但是,如果您愿意从命令行工作并且不需要网络访问,则可以完成此操作。诀窍是作为本地系统帐户登录。Windows 没有提供任何方法来执行此操作,但我通过编写一个简单的 telnet 服务器然后使用本地系统帐户将其作为服务运行来完成。当您连接到 telnet 服务器时,您将以系统帐户而不是域帐户登录。唯一的限制是它只能使用命令行,并且系统帐户没有网络访问权限。如果您要使用这样的黑客攻击,请务必非常小心安全!
尽管这一切听起来像是一个可怕的黑客攻击,但它确实有合法的用途。例如,在工作中,我们使用名为 N-able 的管理工具,它允许远程访问服务器上的控制台,并且它基本上使用我上面描述的技术来实现。如果我在其中一个域控制器上打开控制台并使用whoami命令,我会得到:
脚注
Windows 没有用于打开远程命令提示符的内置方法,但正如 grawity 在评论中提到的那样, SysInternals psexec 实用程序可以执行此操作,并且 SysInternals 实用程序由 Microsoft 提供和支持,因此这至少是半官方的。
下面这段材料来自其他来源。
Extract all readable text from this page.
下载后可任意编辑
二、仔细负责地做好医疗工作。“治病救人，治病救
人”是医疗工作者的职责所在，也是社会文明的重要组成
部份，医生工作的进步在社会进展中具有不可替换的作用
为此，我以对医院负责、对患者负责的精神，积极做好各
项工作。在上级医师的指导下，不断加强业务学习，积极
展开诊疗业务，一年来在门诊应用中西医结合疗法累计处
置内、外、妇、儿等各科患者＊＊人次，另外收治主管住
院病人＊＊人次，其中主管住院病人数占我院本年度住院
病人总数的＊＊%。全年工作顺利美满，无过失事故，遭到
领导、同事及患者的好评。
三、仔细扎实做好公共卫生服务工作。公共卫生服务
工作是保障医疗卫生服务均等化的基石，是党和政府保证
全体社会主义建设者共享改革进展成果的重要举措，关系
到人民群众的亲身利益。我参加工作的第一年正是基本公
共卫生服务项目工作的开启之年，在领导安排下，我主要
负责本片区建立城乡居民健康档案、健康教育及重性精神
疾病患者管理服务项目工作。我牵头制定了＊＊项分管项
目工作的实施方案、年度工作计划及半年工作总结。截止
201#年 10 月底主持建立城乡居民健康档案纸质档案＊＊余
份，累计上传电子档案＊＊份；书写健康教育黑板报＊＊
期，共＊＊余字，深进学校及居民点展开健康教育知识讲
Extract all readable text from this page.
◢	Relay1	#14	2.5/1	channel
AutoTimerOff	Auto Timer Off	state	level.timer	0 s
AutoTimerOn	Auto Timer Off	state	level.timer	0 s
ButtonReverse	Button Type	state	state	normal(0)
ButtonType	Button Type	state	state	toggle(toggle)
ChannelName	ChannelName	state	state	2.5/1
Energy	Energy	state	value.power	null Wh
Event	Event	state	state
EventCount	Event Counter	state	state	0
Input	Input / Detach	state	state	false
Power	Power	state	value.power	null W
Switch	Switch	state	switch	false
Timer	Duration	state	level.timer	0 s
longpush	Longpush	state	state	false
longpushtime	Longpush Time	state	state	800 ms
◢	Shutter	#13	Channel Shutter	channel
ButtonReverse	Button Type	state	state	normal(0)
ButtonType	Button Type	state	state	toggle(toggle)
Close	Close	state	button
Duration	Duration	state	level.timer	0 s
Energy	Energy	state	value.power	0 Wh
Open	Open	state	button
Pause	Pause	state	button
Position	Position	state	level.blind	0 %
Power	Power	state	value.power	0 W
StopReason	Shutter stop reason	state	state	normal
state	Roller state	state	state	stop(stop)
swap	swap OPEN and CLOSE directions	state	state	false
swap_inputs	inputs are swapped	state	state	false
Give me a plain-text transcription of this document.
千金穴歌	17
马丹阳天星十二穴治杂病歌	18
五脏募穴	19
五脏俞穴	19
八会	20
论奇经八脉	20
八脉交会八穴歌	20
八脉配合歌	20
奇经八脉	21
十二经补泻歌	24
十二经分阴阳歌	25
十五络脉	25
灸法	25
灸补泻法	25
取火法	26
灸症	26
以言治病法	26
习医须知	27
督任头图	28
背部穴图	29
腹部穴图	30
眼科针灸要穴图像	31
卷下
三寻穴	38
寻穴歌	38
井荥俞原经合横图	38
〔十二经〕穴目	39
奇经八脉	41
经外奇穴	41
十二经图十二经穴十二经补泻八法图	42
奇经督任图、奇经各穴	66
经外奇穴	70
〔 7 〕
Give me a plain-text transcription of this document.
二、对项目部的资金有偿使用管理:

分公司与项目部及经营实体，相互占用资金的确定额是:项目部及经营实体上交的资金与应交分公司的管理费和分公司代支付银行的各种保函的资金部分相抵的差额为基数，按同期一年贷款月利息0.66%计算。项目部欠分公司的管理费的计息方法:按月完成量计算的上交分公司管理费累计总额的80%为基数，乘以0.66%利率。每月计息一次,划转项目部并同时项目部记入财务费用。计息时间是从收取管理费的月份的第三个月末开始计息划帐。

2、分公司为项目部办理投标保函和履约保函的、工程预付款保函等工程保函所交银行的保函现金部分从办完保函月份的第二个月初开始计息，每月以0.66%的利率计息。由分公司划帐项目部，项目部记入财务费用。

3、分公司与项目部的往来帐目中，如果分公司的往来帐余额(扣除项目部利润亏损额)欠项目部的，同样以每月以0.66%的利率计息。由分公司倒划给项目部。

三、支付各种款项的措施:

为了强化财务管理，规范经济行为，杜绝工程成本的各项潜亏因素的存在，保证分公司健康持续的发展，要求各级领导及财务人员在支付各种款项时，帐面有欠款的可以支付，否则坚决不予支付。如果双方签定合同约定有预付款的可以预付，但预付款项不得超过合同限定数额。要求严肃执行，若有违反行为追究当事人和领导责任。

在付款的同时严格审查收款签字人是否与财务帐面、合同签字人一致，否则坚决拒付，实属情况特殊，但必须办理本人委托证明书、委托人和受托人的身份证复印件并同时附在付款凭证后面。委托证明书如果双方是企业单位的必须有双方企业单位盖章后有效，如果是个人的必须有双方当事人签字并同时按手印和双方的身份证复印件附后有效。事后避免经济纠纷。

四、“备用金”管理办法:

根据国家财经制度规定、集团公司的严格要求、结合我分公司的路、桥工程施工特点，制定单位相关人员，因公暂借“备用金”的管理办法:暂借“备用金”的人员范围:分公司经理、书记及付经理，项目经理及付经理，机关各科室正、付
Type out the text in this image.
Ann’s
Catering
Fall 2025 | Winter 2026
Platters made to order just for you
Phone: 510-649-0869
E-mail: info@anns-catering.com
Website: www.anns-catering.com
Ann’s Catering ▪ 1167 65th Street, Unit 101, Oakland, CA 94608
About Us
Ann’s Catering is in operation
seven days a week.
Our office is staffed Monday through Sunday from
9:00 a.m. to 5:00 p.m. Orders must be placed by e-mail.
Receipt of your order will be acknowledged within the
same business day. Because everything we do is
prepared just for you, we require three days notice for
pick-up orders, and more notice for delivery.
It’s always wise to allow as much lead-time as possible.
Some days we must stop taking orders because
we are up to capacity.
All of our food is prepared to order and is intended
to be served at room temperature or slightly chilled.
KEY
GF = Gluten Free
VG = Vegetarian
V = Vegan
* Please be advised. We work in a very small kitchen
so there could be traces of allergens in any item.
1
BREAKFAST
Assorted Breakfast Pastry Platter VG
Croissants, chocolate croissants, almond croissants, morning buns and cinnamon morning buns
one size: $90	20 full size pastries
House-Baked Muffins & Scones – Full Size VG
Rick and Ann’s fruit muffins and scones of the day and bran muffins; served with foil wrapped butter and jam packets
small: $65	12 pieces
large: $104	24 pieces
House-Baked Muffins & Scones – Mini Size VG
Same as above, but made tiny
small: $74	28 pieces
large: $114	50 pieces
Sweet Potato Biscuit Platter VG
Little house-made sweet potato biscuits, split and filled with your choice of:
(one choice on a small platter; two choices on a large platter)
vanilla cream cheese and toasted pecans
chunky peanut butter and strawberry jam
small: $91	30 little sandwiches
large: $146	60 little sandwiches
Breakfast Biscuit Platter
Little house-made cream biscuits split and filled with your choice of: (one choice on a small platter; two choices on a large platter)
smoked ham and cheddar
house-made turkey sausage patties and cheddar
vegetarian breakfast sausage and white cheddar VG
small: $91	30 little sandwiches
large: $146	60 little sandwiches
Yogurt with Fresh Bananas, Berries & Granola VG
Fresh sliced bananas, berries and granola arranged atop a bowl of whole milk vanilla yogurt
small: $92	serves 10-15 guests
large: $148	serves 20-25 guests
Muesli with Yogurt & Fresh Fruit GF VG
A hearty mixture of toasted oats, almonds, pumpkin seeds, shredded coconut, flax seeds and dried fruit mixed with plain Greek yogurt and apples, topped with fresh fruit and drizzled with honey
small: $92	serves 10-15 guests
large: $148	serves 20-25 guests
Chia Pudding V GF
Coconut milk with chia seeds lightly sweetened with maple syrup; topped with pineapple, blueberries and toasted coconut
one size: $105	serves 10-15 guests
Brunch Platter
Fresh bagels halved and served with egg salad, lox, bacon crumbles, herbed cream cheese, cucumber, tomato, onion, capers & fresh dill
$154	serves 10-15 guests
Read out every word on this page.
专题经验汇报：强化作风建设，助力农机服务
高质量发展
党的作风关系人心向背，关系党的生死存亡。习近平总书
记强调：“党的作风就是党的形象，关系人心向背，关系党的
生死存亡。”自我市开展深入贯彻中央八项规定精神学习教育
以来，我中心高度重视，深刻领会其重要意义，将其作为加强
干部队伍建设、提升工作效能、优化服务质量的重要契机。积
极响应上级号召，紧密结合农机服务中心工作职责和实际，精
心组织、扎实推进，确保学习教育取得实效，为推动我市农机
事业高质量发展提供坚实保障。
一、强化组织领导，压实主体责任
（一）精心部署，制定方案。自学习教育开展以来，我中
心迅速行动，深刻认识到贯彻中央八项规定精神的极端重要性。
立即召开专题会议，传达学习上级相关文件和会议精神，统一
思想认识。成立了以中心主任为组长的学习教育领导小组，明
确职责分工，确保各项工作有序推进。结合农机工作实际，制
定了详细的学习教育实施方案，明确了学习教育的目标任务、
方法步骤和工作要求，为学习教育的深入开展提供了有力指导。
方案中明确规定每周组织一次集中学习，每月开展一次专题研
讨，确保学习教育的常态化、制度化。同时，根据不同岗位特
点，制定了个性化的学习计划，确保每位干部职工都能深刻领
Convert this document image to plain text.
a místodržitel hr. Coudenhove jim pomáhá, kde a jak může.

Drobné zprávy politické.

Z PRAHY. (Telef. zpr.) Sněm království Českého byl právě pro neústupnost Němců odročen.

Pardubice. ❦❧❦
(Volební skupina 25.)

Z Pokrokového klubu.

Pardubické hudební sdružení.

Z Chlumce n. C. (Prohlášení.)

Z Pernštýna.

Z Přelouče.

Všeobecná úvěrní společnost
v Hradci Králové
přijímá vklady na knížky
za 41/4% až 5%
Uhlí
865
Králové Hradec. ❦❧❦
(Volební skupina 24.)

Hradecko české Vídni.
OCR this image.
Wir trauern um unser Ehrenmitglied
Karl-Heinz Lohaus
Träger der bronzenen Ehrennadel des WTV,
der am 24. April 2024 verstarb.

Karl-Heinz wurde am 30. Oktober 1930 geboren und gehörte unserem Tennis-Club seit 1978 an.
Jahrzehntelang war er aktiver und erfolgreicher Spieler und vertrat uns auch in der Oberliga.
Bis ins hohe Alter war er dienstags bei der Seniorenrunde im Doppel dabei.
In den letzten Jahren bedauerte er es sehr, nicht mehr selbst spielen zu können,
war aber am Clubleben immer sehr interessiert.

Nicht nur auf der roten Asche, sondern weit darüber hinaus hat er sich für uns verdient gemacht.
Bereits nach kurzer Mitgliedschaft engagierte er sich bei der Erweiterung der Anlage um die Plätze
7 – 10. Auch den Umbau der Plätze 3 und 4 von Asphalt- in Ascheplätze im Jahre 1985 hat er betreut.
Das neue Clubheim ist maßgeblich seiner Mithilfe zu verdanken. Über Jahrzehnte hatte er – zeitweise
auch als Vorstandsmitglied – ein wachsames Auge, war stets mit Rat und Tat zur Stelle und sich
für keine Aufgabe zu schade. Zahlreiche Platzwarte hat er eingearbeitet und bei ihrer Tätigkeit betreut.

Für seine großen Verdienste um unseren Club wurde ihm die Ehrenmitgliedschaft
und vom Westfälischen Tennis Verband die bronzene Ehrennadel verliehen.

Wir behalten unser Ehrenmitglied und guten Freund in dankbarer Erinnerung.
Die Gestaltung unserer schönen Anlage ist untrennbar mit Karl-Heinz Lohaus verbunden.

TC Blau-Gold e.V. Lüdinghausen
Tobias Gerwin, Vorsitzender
在我的一台服务器上使用 psexec 我得到:
D:\temp\psexec>psexec64 \\cheddar -s cmd.exe
PsExec v2.2 - Execute processes remotely
Copyright (C) 2001-2016 Mark Russinovich
Sysinternals - www.sysinternals.com
Microsoft Windows [Version 10.0.17134.345]
(c) 2018 Microsoft Corporation. All rights reserved.
C:\Windows\system32>whoami
nt authority\system
C:\Windows\system32>exit
cmd.exe exited on cheddar with error code 0.